Accueil > Le Quotidien des Arts > Filets d’or et tranches de cuir

Expositions

Filets d'or et tranches de cuir

Complétant l'exposition du Grand Palais, consacrée aux arts décoratifs sous Louis XIII et Anne d’Autriche, le musée Condé présente la collection de reliures du duc d’Aumale.


Reliure aux armes de Louis XIII
et Anne d'Autriche

© Musée Condé
Institut de France
Quelle est la spécificité des reliures du 17e siècle ?
Emmanuelle Toulet, conservateur en chef.
La présentation du musée de Chantilly a pour principal objectif de compléter la grande exposition parisienne. Devant les clauses qui empêchent nos collections de sortir du château, il nous a semblé cohérent de présenter nos reliures parallèlement aux quinze exemplaires exposés au Grand Palais. Sur l’ensemble du 17e siècle, nous possédons cent cinquante pièces illustrant des styles différents. L’exposition propose de découvrir, dans une première partie, les pièces les plus spectaculaires du siècle de Louis XIII et Anne d’Autriche, et, dans un second temps d’aborder les années 1690-1710 et ses reliures dites «archaïsantes». C’est la première fois que ces œuvres sont présentées au public.

Connaît-on des noms d’artistes ?
Emmanuelle Toulet.
En règle générale, les reliures ne sont pas signées. Si les arts décoratifs du 17e siècle restent très peu étudiés faute de témoignages artistiques, le domaine de la reliure compte près de 300 pièces dans le monde. Trois noms sont aujourd’hui connus : le relieur du roi, Macé Ruette, Le Gascon et Florimond Badier. Vrai nom ou surnom, La Gascon est reconnaissable par l’utilisation de fers pointillés et filigranés. Nous possédons six reliures au musée et 25 sont identifiées dans le monde. Quant à Florimond Badier, il a signé trois de ses œuvres.

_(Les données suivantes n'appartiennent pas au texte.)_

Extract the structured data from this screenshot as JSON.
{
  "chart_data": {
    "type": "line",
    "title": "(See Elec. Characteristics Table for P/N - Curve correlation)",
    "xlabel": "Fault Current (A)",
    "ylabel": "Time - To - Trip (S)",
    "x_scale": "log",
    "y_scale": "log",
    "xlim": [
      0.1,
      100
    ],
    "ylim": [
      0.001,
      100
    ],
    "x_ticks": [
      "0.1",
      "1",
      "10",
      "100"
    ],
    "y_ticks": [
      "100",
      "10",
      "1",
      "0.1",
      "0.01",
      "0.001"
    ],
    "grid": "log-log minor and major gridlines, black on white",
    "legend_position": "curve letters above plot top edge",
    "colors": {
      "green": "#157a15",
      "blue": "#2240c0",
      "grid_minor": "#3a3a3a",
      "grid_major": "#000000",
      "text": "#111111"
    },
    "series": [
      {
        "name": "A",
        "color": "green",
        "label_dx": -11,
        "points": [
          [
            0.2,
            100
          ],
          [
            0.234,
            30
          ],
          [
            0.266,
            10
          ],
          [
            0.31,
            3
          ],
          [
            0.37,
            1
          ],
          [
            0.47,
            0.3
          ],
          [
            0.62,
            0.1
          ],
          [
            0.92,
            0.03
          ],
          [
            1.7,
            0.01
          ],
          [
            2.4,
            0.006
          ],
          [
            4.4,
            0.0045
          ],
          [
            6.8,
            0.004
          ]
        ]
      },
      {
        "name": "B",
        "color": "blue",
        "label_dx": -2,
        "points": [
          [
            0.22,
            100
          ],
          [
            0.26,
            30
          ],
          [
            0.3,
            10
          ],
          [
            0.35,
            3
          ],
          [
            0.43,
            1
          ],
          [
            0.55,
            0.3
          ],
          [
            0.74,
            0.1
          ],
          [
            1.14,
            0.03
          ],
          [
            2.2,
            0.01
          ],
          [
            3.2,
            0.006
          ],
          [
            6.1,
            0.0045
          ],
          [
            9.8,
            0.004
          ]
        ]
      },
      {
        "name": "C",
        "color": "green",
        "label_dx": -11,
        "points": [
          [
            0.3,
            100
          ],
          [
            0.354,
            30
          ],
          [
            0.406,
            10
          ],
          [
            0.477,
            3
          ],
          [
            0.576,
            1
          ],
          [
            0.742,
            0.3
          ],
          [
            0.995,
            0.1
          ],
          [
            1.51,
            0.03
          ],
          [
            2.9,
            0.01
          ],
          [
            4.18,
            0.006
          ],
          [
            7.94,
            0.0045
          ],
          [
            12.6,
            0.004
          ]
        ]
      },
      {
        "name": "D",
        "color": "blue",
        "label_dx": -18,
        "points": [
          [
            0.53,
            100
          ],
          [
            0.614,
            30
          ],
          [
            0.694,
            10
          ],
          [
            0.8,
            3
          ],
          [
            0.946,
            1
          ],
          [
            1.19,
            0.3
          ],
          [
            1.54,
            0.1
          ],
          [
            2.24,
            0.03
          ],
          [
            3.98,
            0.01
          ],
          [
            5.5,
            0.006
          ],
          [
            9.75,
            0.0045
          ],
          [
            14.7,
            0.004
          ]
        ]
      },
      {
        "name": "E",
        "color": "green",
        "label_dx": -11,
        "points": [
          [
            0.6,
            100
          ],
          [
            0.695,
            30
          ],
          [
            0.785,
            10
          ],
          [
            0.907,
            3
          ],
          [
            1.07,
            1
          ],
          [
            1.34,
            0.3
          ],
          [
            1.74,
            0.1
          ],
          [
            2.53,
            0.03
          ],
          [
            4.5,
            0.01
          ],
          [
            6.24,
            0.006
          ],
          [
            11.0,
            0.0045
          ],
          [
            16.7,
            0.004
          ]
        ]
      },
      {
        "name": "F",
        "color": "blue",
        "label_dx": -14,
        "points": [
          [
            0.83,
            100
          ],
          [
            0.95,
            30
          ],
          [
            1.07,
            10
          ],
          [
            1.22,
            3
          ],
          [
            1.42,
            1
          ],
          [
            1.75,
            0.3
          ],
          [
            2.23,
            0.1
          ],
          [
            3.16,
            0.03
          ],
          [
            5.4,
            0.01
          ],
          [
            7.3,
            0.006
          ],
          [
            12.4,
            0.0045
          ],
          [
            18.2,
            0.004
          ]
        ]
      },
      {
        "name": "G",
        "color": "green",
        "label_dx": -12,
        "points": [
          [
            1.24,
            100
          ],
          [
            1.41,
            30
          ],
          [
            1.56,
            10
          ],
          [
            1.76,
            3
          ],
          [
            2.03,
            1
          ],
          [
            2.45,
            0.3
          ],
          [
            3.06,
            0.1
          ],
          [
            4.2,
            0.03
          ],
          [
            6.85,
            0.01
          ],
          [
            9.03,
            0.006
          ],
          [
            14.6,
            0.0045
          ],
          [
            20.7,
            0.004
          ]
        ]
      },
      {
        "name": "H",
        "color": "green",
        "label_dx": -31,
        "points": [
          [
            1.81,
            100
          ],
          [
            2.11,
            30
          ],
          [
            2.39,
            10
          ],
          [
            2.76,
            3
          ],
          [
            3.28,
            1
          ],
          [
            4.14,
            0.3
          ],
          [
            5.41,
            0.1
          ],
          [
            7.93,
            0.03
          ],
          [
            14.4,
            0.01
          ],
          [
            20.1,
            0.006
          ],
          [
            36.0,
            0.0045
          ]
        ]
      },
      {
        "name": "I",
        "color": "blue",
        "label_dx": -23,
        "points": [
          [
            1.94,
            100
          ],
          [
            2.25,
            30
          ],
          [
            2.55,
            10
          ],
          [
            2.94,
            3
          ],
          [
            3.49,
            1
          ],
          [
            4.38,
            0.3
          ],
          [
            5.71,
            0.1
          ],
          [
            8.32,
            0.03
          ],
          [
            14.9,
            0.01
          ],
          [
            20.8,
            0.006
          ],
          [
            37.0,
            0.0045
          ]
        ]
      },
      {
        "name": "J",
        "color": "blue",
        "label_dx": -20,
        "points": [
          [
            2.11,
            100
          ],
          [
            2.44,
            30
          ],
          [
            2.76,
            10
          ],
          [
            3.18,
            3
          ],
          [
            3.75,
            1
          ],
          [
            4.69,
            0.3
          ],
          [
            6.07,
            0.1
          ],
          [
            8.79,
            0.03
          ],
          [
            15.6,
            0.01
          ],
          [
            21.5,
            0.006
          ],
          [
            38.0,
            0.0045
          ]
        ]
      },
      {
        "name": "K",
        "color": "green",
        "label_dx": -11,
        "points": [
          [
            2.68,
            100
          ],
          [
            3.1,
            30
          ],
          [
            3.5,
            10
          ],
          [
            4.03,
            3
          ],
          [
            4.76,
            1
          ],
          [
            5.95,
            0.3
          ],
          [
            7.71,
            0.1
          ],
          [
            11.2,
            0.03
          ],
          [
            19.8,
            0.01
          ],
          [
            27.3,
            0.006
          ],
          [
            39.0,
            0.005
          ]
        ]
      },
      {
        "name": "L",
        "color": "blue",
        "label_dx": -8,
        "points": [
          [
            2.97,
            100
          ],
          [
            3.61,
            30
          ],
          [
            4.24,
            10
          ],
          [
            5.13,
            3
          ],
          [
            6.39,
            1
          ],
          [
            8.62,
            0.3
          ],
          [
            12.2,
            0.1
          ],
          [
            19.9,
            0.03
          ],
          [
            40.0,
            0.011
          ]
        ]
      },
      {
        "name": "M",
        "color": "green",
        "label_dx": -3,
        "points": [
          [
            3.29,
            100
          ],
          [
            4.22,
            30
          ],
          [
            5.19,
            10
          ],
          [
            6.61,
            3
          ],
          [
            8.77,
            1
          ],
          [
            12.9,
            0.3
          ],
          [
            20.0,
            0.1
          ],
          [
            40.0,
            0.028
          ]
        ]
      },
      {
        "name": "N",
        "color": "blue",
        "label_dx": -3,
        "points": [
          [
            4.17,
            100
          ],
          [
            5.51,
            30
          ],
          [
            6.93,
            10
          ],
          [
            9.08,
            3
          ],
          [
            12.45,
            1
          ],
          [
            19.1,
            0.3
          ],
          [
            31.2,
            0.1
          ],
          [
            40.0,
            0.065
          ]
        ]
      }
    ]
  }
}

Comment peut-on qualifier les travaux du 17e siècle ?
Emmanuelle Toulet.
Il s’agit avant tout d’un siècle d’exubérance avec l’utilisation massive de dorures. Les couvrures de maroquin étaient en général de couleur rouge mais pouvaient également varier du vert «olive» au brun clair aussi appelé «citron». Si le relieur conçoit le décor, c’est au doreur de l’exécuter à l’aide de fers et de poinçons. On peut noter différentes structures décoratives : le décor «à la fanfare», «à la Du Seuil» ou encore «à l’éventail». Chacune se différenciant par l’utilisation de filets, de courbes et de rosaces aux variations nombreuses. Ces ouvrages reliés étaient souvent des commandes de bibliophiles ou d’auteurs en quête de protecteurs. Nous présentons ainsi deux ouvrages offerts à Marie de Médicis, trois reliures aux armes d’Anne d’Autriche, deux aux armes du Chancelier Séguier et une reliure aux armes de Louis XIII.


Le Gascon Reliure
© Musée Condé
Institut de France
Quelles sont les pièces majeures de cette exposition ?
Emmanuelle Toulet.
On doit la collection de reliures du musée Condé à l’intérêt porté par le duc d’Aumale à toutes les branches de la bibliophilie. Acquisitions ou héritages, les pièces conservées illustrent les créations du 16e au 18e siècle. Dans la première partie de la présentation, le visiteur peut admirer une reliure en satin brodé appartenant à Marie de Médicis. Seules treize pièces de ce type ont été répertoriées aujourd'hui. Pour la même destinataire, Macé Ruette réalise une reliure aux trois tranches peintes d'un décor de fleurs. L’artiste emploie or, argent et mosaïque de cuirs sur les plats tandis que la doublure ( le nom donné au verso de la couverture) présente un décor de cuirs ciselés et décorés d’inspiration orientale. Nous avons essayé de présenter, dans la mesure du possible, les papiers marbrés utilisés comme page de garde. Une technique qui s'est développée à cette époque et permet aujourd'hui de dater plus précisément les ouvrages.

Connaît-on les sources décoratives des relieurs ?
Emmanuelle Toulet.
En dehors d'une influence orientale due à la diffusion des reliures du Coran en Occident, on ne connaît, pour le moment, aucune source d’inspiration des artistes du 17e siècle. Seuls les décors en filigranes font penser à l’orfèvrerie comme principale influence.